Passo 2: Atualize o registro na Junta Comercial do seu Estado

Diferente do que muitos pensam, você não começa pelo site do Simples Nacional. O processo de transformação de MEI para ME começa na Junta Comercial do seu estado (geralmente integrada ao sistema do Gov.br e Redesim). É necessário registrar o desenquadramento e formalizar o Contrato Social ou o Requerimento de Empresário, definindo o novo Capital Social e o formato jurídico da empresa (como uma LTDA Unipessoal, por exemplo).

Passo 3: Confirme o desenquadramento no Portal do Simples Nacional

Após a Junta Comercial processar a alteração, o desenquadramento do SIMEI (regime do MEI) deve ser comunicado e confirmado no Portal do Simples Nacional. O contador fará essa validação para garantir que você passe a recolher os impostos no formato correto (geralmente através do DAS do Simples Nacional para Microempresas, cujas alíquotas iniciais de serviço começam em 6%).
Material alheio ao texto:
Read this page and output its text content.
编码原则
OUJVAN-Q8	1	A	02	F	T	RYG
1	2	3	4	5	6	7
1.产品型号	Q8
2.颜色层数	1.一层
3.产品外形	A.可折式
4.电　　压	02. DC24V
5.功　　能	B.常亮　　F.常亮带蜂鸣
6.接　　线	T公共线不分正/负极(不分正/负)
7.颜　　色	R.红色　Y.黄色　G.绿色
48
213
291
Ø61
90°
Passo 4: Escolha o regime tributário adequado

A sua ME precisa adotar um regime de tributação oficial para o restante do ano. As opções são:

  • Simples Nacional: O mais comum para quem está começando como ME, unificando os impostos em uma guia mensal progressiva.
  • Lucro Presumido: Indicado se a sua margem de lucro for muito alta ou se suas despesas operacionais forem baixas.
  • Lucro Real: Geralmente adotado por empresas maiores, onde o imposto é calculado sobre o lucro líquido real.

Passo 5: Adquira um Certificado Digital (e-CNPJ A1)

Para a Microempresa, o certificado digital deixa de ser opcional. Ele se torna essencial para assinar os livros contábeis, enviar as declarações de funcionários e emitir Notas Fiscais Eletrônicas. O modelo recomendado é o e-CNPJ A1 (em arquivo para o computador), que simplifica a automação dos processos e tem validade de um ano.

Passo 6: Adapte a emissão de Notas Fiscais (Atenção à Reforma Tributária)

Como ME, você deixa de utilizar o emissor simplificado de padrão nacional restrito ao MEI. A partir de agora, a sua emissão de notas exige maior detalhamento fiscal:

  • NFS-e (Serviços): Deve seguir o sistema homologado pela sua prefeitura local ou plataformas integradas de ERP.
  • NF-e / NFC-e (Produtos): Utiliza o sistema autorizado pela SEFAZ do seu estado, exigindo certificado digital próprio.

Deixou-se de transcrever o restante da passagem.